Henry ordered his minister, Cardinal Wolsey, to arrange a secretive inquiry into the validity of his marriage. According to David Starkey's book Six Wives: The Queens of Henry VIII, the court secretly convened on May 1527 to determine if Catherine had in fact consummated her marriage to Arthur, prior to her marriage to Henry. However, court officials were unable to come to a conclusion concerning the case. The investigation was temporarily suspended and sent to Rome to be examined by the pope.
The secretive activities were revealed to Catherine soon after proceedings began. She was informed by the Spanish ambassador to London of her husband's intent to end the marriage. She was devastated and refused to accept any form of divorce. She contested the unreasonable divorce action, not just for her sake but also for their daughter's.
The "Great Matter" was eventually out in the open. Henry personally pleaded with Catherine to withdraw from court while the marriage was being investigated. Starkey stated that she adamantly refused to leave and responded to her husband's pleas by sending a secret message to Europe's most powerful ruler, her nephew, Emperor Charles V. She asked Charles to help defend her against her husband, to which he readily agreed.
International tensions at this time began to steadily increase: England and France declared war on Charles V, which was more a verbal dispute than a military battle. However, as Starkey wrote, "the phony war gave the opportunity to break diplomatic immunity," which allowed Henry to further separate himself from Catherine and her native country.

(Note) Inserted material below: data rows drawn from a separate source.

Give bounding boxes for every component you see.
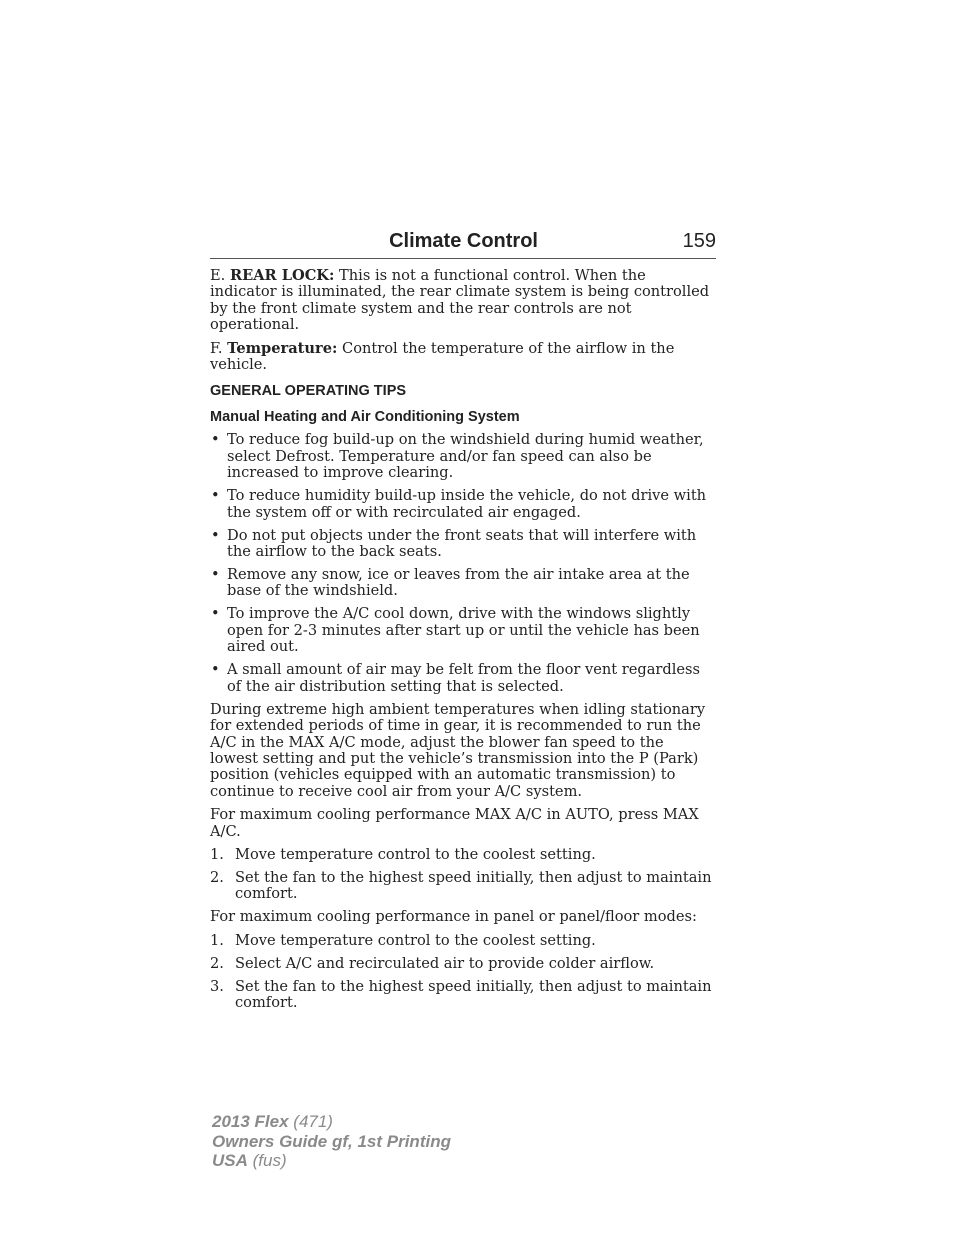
page-content bbox=[210, 268, 716, 1018]
footer-line-region: USA (fus) bbox=[212, 1151, 287, 1171]
item-f-label: Temperature: bbox=[227, 339, 338, 357]
list-item: • Do not put objects under the front seats that will interfere with the airflow to the back seats. bbox=[211, 526, 697, 561]
list-item: 2. Select A/C and recirculated air to provide colder airflow. bbox=[210, 954, 655, 972]
list-item: • Remove any snow, ice or leaves from the air intake area at the base of the windshield. bbox=[211, 566, 690, 600]
list-item: 1. Move temperature control to the coolest setting. bbox=[210, 931, 596, 949]
section-heading: GENERAL OPERATING TIPS bbox=[210, 383, 407, 400]
panel-paragraph: For maximum cooling performance in panel or panel/floor modes: bbox=[210, 908, 697, 926]
page-footer bbox=[212, 1112, 451, 1171]
page-title: Climate Control bbox=[389, 230, 538, 252]
page-number: 159 bbox=[682, 230, 716, 252]
list-item: • To reduce fog build-up on the windshield during humid weather, select Defrost. Temperature and/or fan speed can also be increased to improve clearing. bbox=[211, 431, 704, 482]
idle-paragraph: During extreme high ambient temperatures when idling stationary for extended periods of time in gear, it is recommended to run the A/C in the MAX A/C mode, adjust the blower fan speed to the lowest setting and put the vehicle’s transmission into the P (Park) position (vehicles equipped with an automatic transmission) to continue to receive cool air from your A/C system. bbox=[210, 700, 706, 800]
page-header bbox=[210, 228, 716, 259]
list-item: 2. Set the fan to the highest speed initially, then adjust to maintain comfort. bbox=[210, 868, 712, 903]
footer-line-guide: Owners Guide gf, 1st Printing bbox=[212, 1131, 451, 1151]
item-e-label: REAR LOCK: bbox=[229, 267, 335, 284]
panel-steps bbox=[210, 933, 716, 1012]
list-item: 3. Set the fan to the highest speed initially, then adjust to maintain comfort. bbox=[210, 977, 712, 1012]
item-e: E. REAR LOCK: This is not a functional control. When the indicator is illuminated, the rear climate system is being controlled by the front climate system and the rear controls are not operational. bbox=[210, 267, 710, 334]
list-item: • A small amount of air may be felt from the floor vent regardless of the air distribution setting that is selected. bbox=[211, 661, 701, 695]
auto-steps bbox=[210, 847, 716, 903]
subsection-heading: Manual Heating and Air Conditioning System bbox=[210, 409, 520, 426]
list-item: 1. Move temperature control to the coolest setting. bbox=[210, 845, 596, 863]
list-item: • To improve the A/C cool down, drive with the windows slightly open for 2-3 minutes after start up or until the vehicle has been aired out. bbox=[211, 605, 700, 656]
item-f: F. Temperature: Control the temperature of the airflow in the vehicle. bbox=[210, 339, 675, 374]
footer-line-model: 2013 Flex (471) bbox=[212, 1112, 333, 1131]
max-auto-paragraph: For maximum cooling performance MAX A/C in AUTO, press MAX A/C. bbox=[210, 806, 699, 840]
list-item: • To reduce humidity build-up inside the vehicle, do not drive with the system off or with recirculated air engaged. bbox=[211, 487, 707, 521]
tips-list bbox=[210, 432, 716, 695]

Meanwhile, the pope had responded to Henry's request by dispatching his special representative Cardinal Campeggio to England to examine the case and continue with the trial. Campeggio worked alongside Wolsey in the investigation of Henry's case against his wife, which greatly angered Catherine. It was clear to her that the pope was allowing the unreasonable trial to continue, likely at her expense. There was no doubt that Catherine was facing a losing battle.